Darah Enrique itu makin menggoreskan luka bagi Spanyol setiap kali harus berhadapan dengan Italia. Di dunia bola, dengan irasionalitas yang sulit dimengerti, Spanyol dan Italia telah menjadi musuh bebuyutan. Di mata Spanyol, Italia dianggap kesebelasan yang paling tidak sportif. Italia adalah ”apa yang bukan Spanyol”. Jelasnya, bagi Spanyol, Italia adalah kesebelasan yang hanya pandai bermain defensif, kotor, sinis, membosankan, dan tidak sukses. Persaingan memang suka tergoda untuk melebih-lebihkan.

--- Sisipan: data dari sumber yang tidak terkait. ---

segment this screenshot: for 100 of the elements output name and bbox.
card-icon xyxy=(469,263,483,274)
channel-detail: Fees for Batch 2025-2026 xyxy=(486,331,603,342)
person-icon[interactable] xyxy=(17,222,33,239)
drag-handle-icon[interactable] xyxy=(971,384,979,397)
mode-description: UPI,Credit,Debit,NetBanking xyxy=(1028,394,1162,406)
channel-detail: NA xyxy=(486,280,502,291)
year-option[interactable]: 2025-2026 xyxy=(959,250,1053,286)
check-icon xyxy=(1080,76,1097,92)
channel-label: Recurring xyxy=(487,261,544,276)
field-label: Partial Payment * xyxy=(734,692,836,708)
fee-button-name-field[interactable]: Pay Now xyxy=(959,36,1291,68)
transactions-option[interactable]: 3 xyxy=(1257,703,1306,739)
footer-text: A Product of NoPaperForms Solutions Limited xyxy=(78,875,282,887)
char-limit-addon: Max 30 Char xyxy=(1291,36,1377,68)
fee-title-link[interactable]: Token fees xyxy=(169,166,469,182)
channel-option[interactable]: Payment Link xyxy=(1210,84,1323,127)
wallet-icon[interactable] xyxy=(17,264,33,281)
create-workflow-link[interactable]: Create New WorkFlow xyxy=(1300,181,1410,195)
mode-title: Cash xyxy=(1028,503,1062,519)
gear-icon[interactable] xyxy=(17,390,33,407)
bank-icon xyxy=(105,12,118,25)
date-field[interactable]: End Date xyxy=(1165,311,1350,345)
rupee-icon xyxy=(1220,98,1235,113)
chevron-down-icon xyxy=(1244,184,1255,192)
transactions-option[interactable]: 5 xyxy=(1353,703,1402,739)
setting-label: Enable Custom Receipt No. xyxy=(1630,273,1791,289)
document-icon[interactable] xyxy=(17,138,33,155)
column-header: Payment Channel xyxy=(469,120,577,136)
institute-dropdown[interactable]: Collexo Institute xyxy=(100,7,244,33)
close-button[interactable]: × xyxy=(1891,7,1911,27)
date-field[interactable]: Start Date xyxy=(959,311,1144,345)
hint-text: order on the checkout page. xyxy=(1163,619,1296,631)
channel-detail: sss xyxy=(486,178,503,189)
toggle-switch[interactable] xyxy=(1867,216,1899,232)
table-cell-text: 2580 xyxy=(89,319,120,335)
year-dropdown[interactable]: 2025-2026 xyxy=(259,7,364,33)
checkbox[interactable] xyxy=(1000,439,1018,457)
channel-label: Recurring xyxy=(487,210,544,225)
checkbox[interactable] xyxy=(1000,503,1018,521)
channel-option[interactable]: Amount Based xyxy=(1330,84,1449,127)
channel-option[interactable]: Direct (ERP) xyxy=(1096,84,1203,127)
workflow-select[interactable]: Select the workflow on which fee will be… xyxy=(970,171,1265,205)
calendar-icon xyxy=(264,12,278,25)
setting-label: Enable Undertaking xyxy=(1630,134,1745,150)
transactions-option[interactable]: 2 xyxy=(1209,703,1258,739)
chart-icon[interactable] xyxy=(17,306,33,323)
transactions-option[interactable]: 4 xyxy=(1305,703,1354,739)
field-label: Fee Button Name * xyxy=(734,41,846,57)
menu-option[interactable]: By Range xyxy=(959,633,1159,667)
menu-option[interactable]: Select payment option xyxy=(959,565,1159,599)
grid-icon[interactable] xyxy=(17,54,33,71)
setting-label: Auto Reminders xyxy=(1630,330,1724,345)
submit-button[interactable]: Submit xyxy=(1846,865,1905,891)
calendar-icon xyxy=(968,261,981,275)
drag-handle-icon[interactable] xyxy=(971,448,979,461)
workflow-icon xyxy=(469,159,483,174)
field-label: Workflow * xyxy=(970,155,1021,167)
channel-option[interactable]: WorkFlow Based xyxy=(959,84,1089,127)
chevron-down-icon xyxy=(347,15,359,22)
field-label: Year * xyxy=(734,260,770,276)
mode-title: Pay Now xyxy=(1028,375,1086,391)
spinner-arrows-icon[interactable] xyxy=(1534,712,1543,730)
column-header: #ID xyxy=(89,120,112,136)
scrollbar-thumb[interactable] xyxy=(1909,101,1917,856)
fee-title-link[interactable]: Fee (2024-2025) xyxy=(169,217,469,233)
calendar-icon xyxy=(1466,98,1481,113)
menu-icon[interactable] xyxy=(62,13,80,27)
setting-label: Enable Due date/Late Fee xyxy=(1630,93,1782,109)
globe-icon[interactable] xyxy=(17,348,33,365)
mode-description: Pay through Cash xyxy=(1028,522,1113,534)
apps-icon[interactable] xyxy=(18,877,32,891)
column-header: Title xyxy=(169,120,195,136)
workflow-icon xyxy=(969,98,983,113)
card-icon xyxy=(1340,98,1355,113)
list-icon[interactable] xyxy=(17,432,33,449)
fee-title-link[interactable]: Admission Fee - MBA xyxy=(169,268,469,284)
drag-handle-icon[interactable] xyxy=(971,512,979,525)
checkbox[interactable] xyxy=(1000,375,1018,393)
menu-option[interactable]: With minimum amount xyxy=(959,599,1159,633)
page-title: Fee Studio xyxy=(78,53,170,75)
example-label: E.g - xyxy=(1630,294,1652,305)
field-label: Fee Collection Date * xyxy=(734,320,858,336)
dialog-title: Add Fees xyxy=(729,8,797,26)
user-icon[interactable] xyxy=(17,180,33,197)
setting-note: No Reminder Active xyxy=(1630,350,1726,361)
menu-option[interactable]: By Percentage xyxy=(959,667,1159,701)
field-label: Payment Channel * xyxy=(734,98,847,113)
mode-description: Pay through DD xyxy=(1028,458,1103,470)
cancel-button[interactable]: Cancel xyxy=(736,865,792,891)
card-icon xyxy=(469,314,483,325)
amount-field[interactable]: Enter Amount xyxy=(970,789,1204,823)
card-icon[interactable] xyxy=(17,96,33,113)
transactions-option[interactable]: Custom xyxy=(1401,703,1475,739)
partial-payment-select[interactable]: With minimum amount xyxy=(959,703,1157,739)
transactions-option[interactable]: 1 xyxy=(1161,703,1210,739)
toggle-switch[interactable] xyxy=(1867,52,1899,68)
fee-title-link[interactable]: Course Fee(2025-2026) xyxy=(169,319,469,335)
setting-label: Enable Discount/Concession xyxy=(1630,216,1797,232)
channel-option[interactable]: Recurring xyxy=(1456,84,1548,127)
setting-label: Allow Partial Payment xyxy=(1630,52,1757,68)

Dengan nyali banteng dan jiwa torero, Spanyol akan menghadapi Italia di semifinal Piala Eropa 2020. Tidak mudah bagi Spanyol. Seperti dikomentari oleh AS, koran Spanyol sendiri: Bermain melawan Italia rasanya jauh lebih tidak nyaman daripada ke dokter gigi. Dan kiranya malapetaka akan terjadi, bila Spanyol menganggap Italia masih kuno dengan catenaccio-nya. Ketika menekuk Belgia di Muenchen, Italia dibawah Roberto Mancini jelas sudah meninggalkan catenaccio menuju renaisans permainan bola yang ofensif. Dengan renaisans itu, justru Italia yang kini membuat lawannya terpojok, terperangkap dalam permainan defensif.
Pemain Italia terlihat seperti jatuh cinta terhadap bola. Mereka bermain dengan taktis dan agresif. Namun, sentuhan rasa juga memancar dari permainan mereka. Sentuhan itu bahkan tampak dalam ekspresi kedekatan dan kegembiraan mereka. Italia nyaris kebobolan di menit ke-61, ketika Romelu Lukaku menendang bola ke gawang Italia yang kosong, setelah ia menerima umpan dari Kevin de Bruyne. Untung ada Leonardo Spinazzola yang menghalau tendangan maut itu.
Un bacio, sebuah ciuman, itulah yang diberikan oleh kapten Giorgio Chiellini dan kiper Gianluigi Donnarumma kepada Spinazzola karena aksi penyelamatannya yang fantastis itu. Aksi Chiellina dan Donnarumma adalah ekspresi spontan dari suasana batin kesebelasan Italia. Mereka bukan lagi tim yang keras dan martialis. Mereka adalah keluarga, yang bermain bola dengan digerakkan jiwa dan rasa kebersamaan.
Italia menghadapi Spanyol dengan optimisme renaisans bola mereka. Tetapi, bahaya bila optimisme renaisans itu membuat mereka lupa sama sekali akan catenaccio, tradisi yang khas mereka. Sebab biar bagaimana pun, seperti pernah dikatakan Arrigo Sacchi, catenaccio adalah warisan mental Italia sejak Abad Pertengahan, di mana mereka berhasil menghalau serangan musuh-musuhnya karena benteng dan sistem perbentengan mereka yang kuat.